Blumenthal et al., 2002: Genomic analysis of operons by microarrays. Authors probed for SL2 sequence, which is recognized by a snRNP responsible for trans-splicing of the polycistronic mRNA. They used SL2/polyA ratio to determine percentage of genes downstream in operons. Their positive control set: confirmed SL2 genes, negative control set: genes first in operon. They assessed distribution of operons in the genome, the number of genes per operon, and distribution of intercistronic distances within operons.
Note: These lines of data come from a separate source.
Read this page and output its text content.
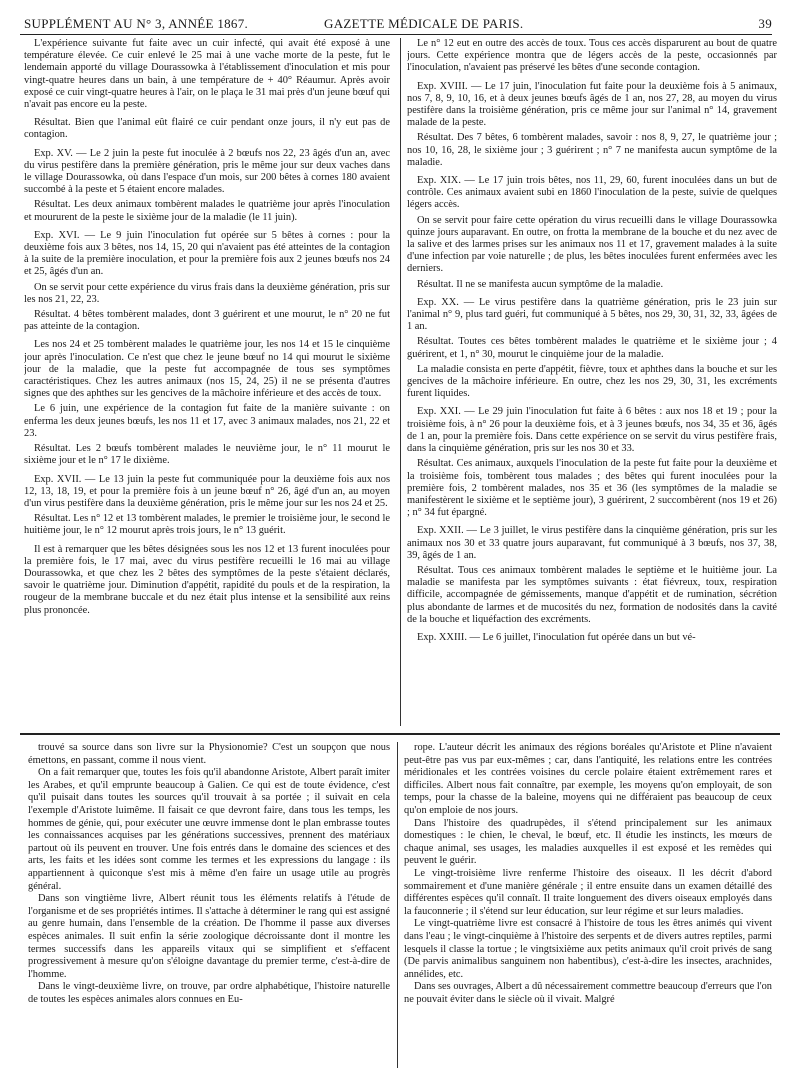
SUPPLÉMENT AU N° 3, ANNÉE 1867.	GAZETTE MÉDICALE DE PARIS.	39

L'expérience suivante fut faite avec un cuir infecté, qui avait été exposé à une température élevée. Ce cuir enlevé le 25 mai à une vache morte de la peste, fut le lendemain apporté du village Dourassowka à l'établissement d'inoculation et mis pour vingt-quatre heures dans un bain, à une température de + 40° Réaumur. Après avoir exposé ce cuir vingt-quatre heures à l'air, on le plaça le 31 mai près d'un jeune bœuf qui n'avait pas encore eu la peste.

Résultat. Bien que l'animal eût flairé ce cuir pendant onze jours, il n'y eut pas de contagion.

Exp. XV. — Le 2 juin la peste fut inoculée à 2 bœufs nos 22, 23 âgés d'un an, avec du virus pestifère dans la première génération, pris le même jour sur deux vaches dans le village Dourassowka, où dans l'espace d'un mois, sur 200 bêtes à cornes 180 avaient succombé à la peste et 5 étaient encore malades.

Résultat. Les deux animaux tombèrent malades le quatrième jour après l'inoculation et moururent de la peste le sixième jour de la maladie (le 11 juin).

Exp. XVI. — Le 9 juin l'inoculation fut opérée sur 5 bêtes à cornes : pour la deuxième fois aux 3 bêtes, nos 14, 15, 20 qui n'avaient pas été atteintes de la contagion à la suite de la première inoculation, et pour la première fois aux 2 jeunes bœufs nos 24 et 25, âgés d'un an.

On se servit pour cette expérience du virus frais dans la deuxième génération, pris sur les nos 21, 22, 23.

Résultat. 4 bêtes tombèrent malades, dont 3 guérirent et une mourut, le n° 20 ne fut pas atteinte de la contagion.

Les nos 24 et 25 tombèrent malades le quatrième jour, les nos 14 et 15 le cinquième jour après l'inoculation. Ce n'est que chez le jeune bœuf no 14 qui mourut le sixième jour de la maladie, que la peste fut accompagnée de tous ses symptômes caractéristiques. Chez les autres animaux (nos 15, 24, 25) il ne se présenta d'autres signes que des aphthes sur les gencives de la mâchoire inférieure et des accès de toux.

Le 6 juin, une expérience de la contagion fut faite de la manière suivante : on enferma les deux jeunes bœufs, les nos 11 et 17, avec 3 animaux malades, nos 21, 22 et 23.

Résultat. Les 2 bœufs tombèrent malades le neuvième jour, le n° 11 mourut le sixième jour et le n° 17 le dixième.

Exp. XVII. — Le 13 juin la peste fut communiquée pour la deuxième fois aux nos 12, 13, 18, 19, et pour la première fois à un jeune bœuf n° 26, âgé d'un an, au moyen d'un virus pestifère dans la deuxième génération, pris le même jour sur les nos 24 et 25.

Résultat. Les n° 12 et 13 tombèrent malades, le premier le troisième jour, le second le huitième jour, le n° 12 mourut après trois jours, le n° 13 guérit.

Il est à remarquer que les bêtes désignées sous les nos 12 et 13 furent inoculées pour la première fois, le 17 mai, avec du virus pestifère recueilli le 16 mai au village Dourassowka, et que chez les 2 bêtes des symptômes de la peste s'étaient déclarés, savoir le quatrième jour. Diminution d'appétit, rapidité du pouls et de la respiration, la rougeur de la membrane buccale et du nez était plus intense et la sensibilité aux reins plus prononcée.

Le n° 12 eut en outre des accès de toux. Tous ces accès disparurent au bout de quatre jours. Cette expérience montra que de légers accès de la peste, occasionnés par l'inoculation, n'avaient pas préservé les bêtes d'une seconde contagion.

Exp. XVIII. — Le 17 juin, l'inoculation fut faite pour la deuxième fois à 5 animaux, nos 7, 8, 9, 10, 16, et à deux jeunes bœufs âgés de 1 an, nos 27, 28, au moyen du virus pestifère dans la troisième génération, pris ce même jour sur l'animal n° 14, gravement malade de la peste.

Résultat. Des 7 bêtes, 6 tombèrent malades, savoir : nos 8, 9, 27, le quatrième jour ; nos 10, 16, 28, le sixième jour ; 3 guérirent ; n° 7 ne manifesta aucun symptôme de la maladie.

Exp. XIX. — Le 17 juin trois bêtes, nos 11, 29, 60, furent inoculées dans un but de contrôle. Ces animaux avaient subi en 1860 l'inoculation de la peste, suivie de quelques légers accès.

On se servit pour faire cette opération du virus recueilli dans le village Dourassowka quinze jours auparavant. En outre, on frotta la membrane de la bouche et du nez avec de la salive et des larmes prises sur les animaux nos 11 et 17, gravement malades à la suite d'une infection par voie naturelle ; de plus, les bêtes inoculées furent enfermées avec les derniers.

Résultat. Il ne se manifesta aucun symptôme de la maladie.

Exp. XX. — Le virus pestifère dans la quatrième génération, pris le 23 juin sur l'animal n° 9, plus tard guéri, fut communiqué à 5 bêtes, nos 29, 30, 31, 32, 33, âgées de 1 an.

Résultat. Toutes ces bêtes tombèrent malades le quatrième et le sixième jour ; 4 guérirent, et 1, n° 30, mourut le cinquième jour de la maladie.

La maladie consista en perte d'appétit, fièvre, toux et aphthes dans la bouche et sur les gencives de la mâchoire inférieure. En outre, chez les nos 29, 30, 31, les excréments furent liquides.

Exp. XXI. — Le 29 juin l'inoculation fut faite à 6 bêtes : aux nos 18 et 19 ; pour la troisième fois, à n° 26 pour la deuxième fois, et à 3 jeunes bœufs, nos 34, 35 et 36, âgés de 1 an, pour la première fois. Dans cette expérience on se servit du virus pestifère frais, dans la cinquième génération, pris sur les nos 30 et 33.

Résultat. Ces animaux, auxquels l'inoculation de la peste fut faite pour la deuxième et la troisième fois, tombèrent tous malades ; des bêtes qui furent inoculées pour la première fois, 2 tombèrent malades, nos 35 et 36 (les symptômes de la maladie se manifestèrent le sixième et le septième jour), 3 guérirent, 2 succombèrent (nos 19 et 26) ; n° 34 fut épargné.

Exp. XXII. — Le 3 juillet, le virus pestifère dans la cinquième génération, pris sur les animaux nos 30 et 33 quatre jours auparavant, fut communiqué à 3 bœufs, nos 37, 38, 39, âgés de 1 an.

Résultat. Tous ces animaux tombèrent malades le septième et le huitième jour. La maladie se manifesta par les symptômes suivants : état fiévreux, toux, respiration difficile, accompagnée de gémissements, manque d'appétit et de rumination, sécrétion plus abondante de larmes et de mucosités du nez, formation de nodosités dans la cavité de la bouche et liquéfaction des excréments.

Exp. XXIII. — Le 6 juillet, l'inoculation fut opérée dans un but vé-

trouvé sa source dans son livre sur la Physionomie? C'est un soupçon que nous émettons, en passant, comme il nous vient.

On a fait remarquer que, toutes les fois qu'il abandonne Aristote, Albert paraît imiter les Arabes, et qu'il emprunte beaucoup à Galien. Ce qui est de toute évidence, c'est qu'il puisait dans toutes les sources qu'il trouvait à sa portée ; il suivait en cela l'exemple d'Aristote luimême. Il faisait ce que devront faire, dans tous les temps, les hommes de génie, qui, pour exécuter une œuvre immense dont le plan embrasse toutes les connaissances acquises par les générations successives, prennent des matériaux partout où ils peuvent en trouver. Une fois entrés dans le domaine des sciences et des arts, les faits et les idées sont comme les termes et les expressions du langage : ils appartiennent à quiconque s'est mis à même d'en faire un usage utile au progrès général.

Dans son vingtième livre, Albert réunit tous les éléments relatifs à l'étude de l'organisme et de ses propriétés intimes. Il s'attache à déterminer le rang qui est assigné au genre humain, dans l'ensemble de la création. De l'homme il passe aux diverses espèces animales. Il suit enfin la série zoologique décroissante dont il montre les termes successifs dans les appareils vitaux qui se simplifient et s'effacent progressivement à mesure qu'on s'éloigne davantage du premier terme, c'est-à-dire de l'homme.

Dans le vingt-deuxième livre, on trouve, par ordre alphabétique, l'histoire naturelle de toutes les espèces animales alors connues en Eu-

rope. L'auteur décrit les animaux des régions boréales qu'Aristote et Pline n'avaient peut-être pas vus par eux-mêmes ; car, dans l'antiquité, les relations entre les contrées méridionales et les contrées voisines du cercle polaire étaient extrêmement rares et difficiles. Albert nous fait connaître, par exemple, les moyens qu'on employait, de son temps, pour la chasse de la baleine, moyens qui ne différaient pas beaucoup de ceux qu'on emploie de nos jours.

Dans l'histoire des quadrupèdes, il s'étend principalement sur les animaux domestiques : le chien, le cheval, le bœuf, etc. Il étudie les instincts, les mœurs de chaque animal, ses usages, les maladies auxquelles il est exposé et les remèdes qui peuvent le guérir.

Le vingt-troisième livre renferme l'histoire des oiseaux. Il les décrit d'abord sommairement et d'une manière générale ; il entre ensuite dans un examen détaillé des différentes espèces qu'il connaît. Il traite longuement des divers oiseaux employés dans la fauconnerie ; il s'étend sur leur éducation, sur leur régime et sur leurs maladies.

Le vingt-quatrième livre est consacré à l'histoire de tous les êtres animés qui vivent dans l'eau ; le vingt-cinquième à l'histoire des serpents et de divers autres reptiles, parmi lesquels il classe la tortue ; le vingtsixième aux petits animaux qu'il croit privés de sang (De parvis animalibus sanguinem non habentibus), c'est-à-dire les insectes, arachnides, annélides, etc.

Dans ses ouvrages, Albert a dû nécessairement commettre beaucoup d'erreurs que l'on ne pouvait éviter dans le siècle où il vivait. Malgré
Why have operons? Is it more efficient? (Some operons in yeast, I believe, but not sure whether at a similar frequency as in C. elegans.) Does it relate to synteny at all? Operons ususally consist of genes with similar function or similar regulation, so there must be an evolutionary benefit. Then why not have operons? Authors suggest that it may have to do with the compactness of the C. elegans genome. (How compact is compact? More compact than, say, Drosophila, which doesn’t have operons?) May be present in genomes of other nematode species, which is interesting. Must come hand-in-hand with trans-splicing machinery in eukaryotes.

Kamath et al., 2003: Construction of RNAi library for C. elegans, covering 86% of predicted genes in genome. Authors kept track of knockdown phenotypes, organized into phenotypic classes, which show enrichment for certain gene functions. How stringent is the knockdown? How consistent is the effect on phenotype? Interesting to see the chromosomal distribution of the phenotypic classes, especially in light of the operons mentioned above.